Premier jour du Delta Festival : « Ça a été un gros dilemme pour qu’on se décide à venir »
Le Delta Festival a ouvert ses portes ce jeudi 23 juillet sur les plages du Prado à Marseille, dans un contexte particulièrement tendu. L’événement se déroule alors qu’une crise majeure secoue son organisation, suite à des accusations de violences sexuelles visant son président. Cette situation a suscité des hésitations chez de nombreux festivaliers, comme en témoignent plusieurs d’entre eux à l’entrée du festival.
Un dilemme pour les festivaliers
Pour plusieurs participants, le choix de se rendre au festival n’a pas été simple. « Ça a été un gros dilemme pour qu’on se décide à venir », confie une festivalière, soulignant la complexité des sentiments face à la situation actuelle. Nombreux sont ceux qui expriment des réserves quant à la participation des têtes d’affiche qui, pour beaucoup, sont absentes cette année. La programmation, initialement prometteuse, a été largement remaniée en raison de ces événements.
Une ambiance électrique
Malgré les controverses, les premiers festivaliers ont fait le déplacement, créant une atmosphère électrique sur la plage. Cependant, l’engouement habituel semble tempéré par les récentes révélations. Les organisateurs, quant à eux, ont fait peu de commentaires sur la situation, laissant les festivaliers naviguer dans un climat d’incertitude.
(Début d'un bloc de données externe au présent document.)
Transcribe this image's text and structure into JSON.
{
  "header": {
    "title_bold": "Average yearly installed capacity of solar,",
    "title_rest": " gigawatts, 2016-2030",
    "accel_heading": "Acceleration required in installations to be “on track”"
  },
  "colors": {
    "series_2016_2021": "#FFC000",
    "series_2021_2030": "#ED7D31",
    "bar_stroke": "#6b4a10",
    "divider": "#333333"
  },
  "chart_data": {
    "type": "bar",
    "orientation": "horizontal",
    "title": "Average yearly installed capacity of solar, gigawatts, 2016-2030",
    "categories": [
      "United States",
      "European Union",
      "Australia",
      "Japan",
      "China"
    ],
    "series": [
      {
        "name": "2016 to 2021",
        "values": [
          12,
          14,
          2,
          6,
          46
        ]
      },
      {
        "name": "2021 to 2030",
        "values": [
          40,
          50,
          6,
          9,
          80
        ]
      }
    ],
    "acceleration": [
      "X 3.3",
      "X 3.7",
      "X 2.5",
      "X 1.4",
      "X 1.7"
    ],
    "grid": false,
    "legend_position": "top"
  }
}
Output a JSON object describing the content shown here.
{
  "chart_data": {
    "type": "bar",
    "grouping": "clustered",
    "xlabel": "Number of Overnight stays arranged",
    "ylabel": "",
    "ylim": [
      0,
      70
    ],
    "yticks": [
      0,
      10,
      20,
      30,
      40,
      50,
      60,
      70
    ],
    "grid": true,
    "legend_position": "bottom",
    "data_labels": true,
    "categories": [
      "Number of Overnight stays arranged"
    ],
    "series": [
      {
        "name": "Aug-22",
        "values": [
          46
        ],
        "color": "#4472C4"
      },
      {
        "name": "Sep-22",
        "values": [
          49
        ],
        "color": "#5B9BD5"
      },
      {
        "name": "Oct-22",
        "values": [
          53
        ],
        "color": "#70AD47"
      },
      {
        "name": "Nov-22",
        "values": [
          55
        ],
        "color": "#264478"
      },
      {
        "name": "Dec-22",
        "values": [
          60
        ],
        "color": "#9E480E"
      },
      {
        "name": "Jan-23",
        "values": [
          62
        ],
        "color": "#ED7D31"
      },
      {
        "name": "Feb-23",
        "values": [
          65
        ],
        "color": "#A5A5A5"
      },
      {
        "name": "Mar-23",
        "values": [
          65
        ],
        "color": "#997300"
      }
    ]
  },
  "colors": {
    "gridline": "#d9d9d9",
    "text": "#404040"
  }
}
Impact sur la fréquentation
Les retombées de cette crise sur la fréquentation du festival sont encore difficiles à évaluer. Les organisateurs espèrent attirer un public suffisant pour compenser les pertes engendrées par l’annulation de certains artistes. Les chiffres de fréquentation des éditions précédentes, habituellement très élevés, pourraient être affectés cette année.
Conclusion
Le Delta Festival, bien qu’il ait démarré, fait face à des défis importants qui pourraient influencer son succès à long terme. Les décisions des festivaliers, influencées par les récents événements, témoignent d’une volonté de soutenir la culture tout en restant vigilants face aux enjeux éthiques.